(BUENOS AIRES).- “Tierra del Fuego no puede ser moneda de cambio”, sostuvo Alejandro Deanes. El parlamentario del Mercosur cuestionó el 4 de septiembre el uso del reclamo por las Islas Malvinas para justificar acuerdos militares con potencias extranjeras y planteó que Tierra del Fuego no puede ser moneda de cambio. El planteo incluyó un pedido de transparencia sobre el gasto público y los condicionamientos geopolíticos del Gobierno Nacional.
Javier Milei anunció el 3 de septiembre sanciones para empresas que operen en las Islas Malvinas y la construcción de una base naval en Tierra del Fuego. El Presidente realizó esos anuncios en un mensaje por cadena nacional, en el que ratificó la soberanía argentina sobre las islas. Deanes cuestionó que el reclamo por Malvinas sea utilizado para justificar acuerdos militares con potencias extranjeras.
Deanes sostuvo que “Malvinas no es un discurso ni una herramienta política; es parte de nuestra historia, de nuestra identidad y de nuestra provincia”. La definición vinculó la disputa de soberanía con la identidad de Tierra del Fuego y con el control argentino de una zona estratégica. El parlamentario también reclamó transparencia sobre el gasto público asociado al proyecto y sobre sus condicionamientos geopolíticos.
La base naval: el origen del problema
La base naval fue otro de los puntos centrales de su planteo. Deanes explicó que el proyecto original, iniciado durante la gestión anterior, había sido concebido como un desarrollo exclusivamente soberano y nacional para fortalecer la presencia argentina en el Atlántico Sur y la Antártida. Por eso reclamó una instalación “grande, moderna y 100% argentina”.
Deanes afirmó: “Hasta 2023 era una base argentina. Luego de la visita de la general estadounidense Laura Richardson en abril de 2024, comenzó a instalarse la idea de un desarrollo conjunto”. Su advertencia se concentró en las consecuencias de incorporar participación extranjera en una zona estratégica. “Nadie invierte recursos, instala tecnología y despliega capacidades en una zona tan estratégica para después decir ‘gracias’ e irse. En geopolítica, las decisiones estratégicas nunca son gratis”, sostuvo.
Alejandro Deanes también vinculó su postura con el Movimiento Popular Fueguino (MPF). “Desde el Movimiento Popular Fueguino (MPF) vamos a seguir defendiendo una Tierra del Fuego soberana, con transparencia y sin comprometer nuestro futuro por intereses geopolíticos ajenos”, expresó. La declaración reiteró su rechazo a cualquier acuerdo que, a su entender, pueda condicionar el territorio provincial por intereses externos.
El Parlasur tenía prevista para el 31 de agosto, en Montevideo, Uruguay, una sesión para tratar un proyecto de declaración sobre las Islas Malvinas, Georgias del Sur, Sandwich del Sur y los espacios marítimos circundantes. La iniciativa, que tiene entre sus autores a Gustavo Arrieta, vicepresidente del organismo por Argentina, reafirma la soberanía argentina y reclama una solución pacífica y definitiva a la disputa con el Reino Unido.

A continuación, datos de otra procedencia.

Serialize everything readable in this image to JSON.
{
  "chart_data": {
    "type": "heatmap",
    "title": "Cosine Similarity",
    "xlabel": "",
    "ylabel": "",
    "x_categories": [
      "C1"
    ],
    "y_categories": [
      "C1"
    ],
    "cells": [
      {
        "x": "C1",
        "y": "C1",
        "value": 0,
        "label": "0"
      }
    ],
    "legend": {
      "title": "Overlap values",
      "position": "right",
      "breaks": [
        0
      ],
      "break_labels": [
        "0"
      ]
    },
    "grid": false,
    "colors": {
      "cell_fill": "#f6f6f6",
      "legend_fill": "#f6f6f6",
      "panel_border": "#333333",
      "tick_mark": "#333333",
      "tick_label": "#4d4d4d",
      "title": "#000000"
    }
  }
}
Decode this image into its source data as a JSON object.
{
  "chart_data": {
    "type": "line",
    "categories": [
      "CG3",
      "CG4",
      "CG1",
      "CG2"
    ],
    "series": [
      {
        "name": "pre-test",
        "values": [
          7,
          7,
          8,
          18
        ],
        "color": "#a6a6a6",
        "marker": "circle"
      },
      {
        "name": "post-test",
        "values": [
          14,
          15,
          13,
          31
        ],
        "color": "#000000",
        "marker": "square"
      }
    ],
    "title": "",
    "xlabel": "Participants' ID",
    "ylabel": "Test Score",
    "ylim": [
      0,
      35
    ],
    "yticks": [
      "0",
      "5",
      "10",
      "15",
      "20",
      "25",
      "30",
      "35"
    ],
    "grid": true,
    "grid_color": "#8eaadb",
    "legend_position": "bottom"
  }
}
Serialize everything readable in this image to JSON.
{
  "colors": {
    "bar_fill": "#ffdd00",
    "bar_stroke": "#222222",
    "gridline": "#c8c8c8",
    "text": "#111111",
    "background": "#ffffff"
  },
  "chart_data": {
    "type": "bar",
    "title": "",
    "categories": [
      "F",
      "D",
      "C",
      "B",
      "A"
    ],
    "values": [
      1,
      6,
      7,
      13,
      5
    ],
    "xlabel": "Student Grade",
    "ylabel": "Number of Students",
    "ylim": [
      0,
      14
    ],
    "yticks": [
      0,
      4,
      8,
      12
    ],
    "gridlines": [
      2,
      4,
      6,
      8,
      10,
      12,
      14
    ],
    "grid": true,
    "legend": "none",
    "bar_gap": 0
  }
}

Arrieta expresó: “Malvinas no es solamente una causa argentina, sino también una causa regional. El respaldo del Mercosur es fundamental para sostener en todos los ámbitos internacionales el reclamo de soberanía y la necesidad de que el Reino Unido cumpla con las resoluciones de Naciones Unidas y retome el camino del diálogo”.
El proyecto define la recuperación de las islas como un “objetivo legítimo e irrenunciable del pueblo argentino”, recuerda la vigencia de la Resolución 2065 de la Asamblea General de las Naciones Unidas, repudia las acciones destinadas a legitimar la presencia británica y menciona la visita de la embajadora británica en Chile, Louise De Sousa, a Malvinas. La iniciativa exhorta al Reino Unido a cumplir sus obligaciones internacionales y poner fin a la ocupación colonial. Deanes afirmó que “Lo que está en juego es demasiado serio: nuestra soberanía y el control estratégico de nuestro territorio.” También sostuvo: “Esto es urgente. Y no podemos mirar para otro lado.”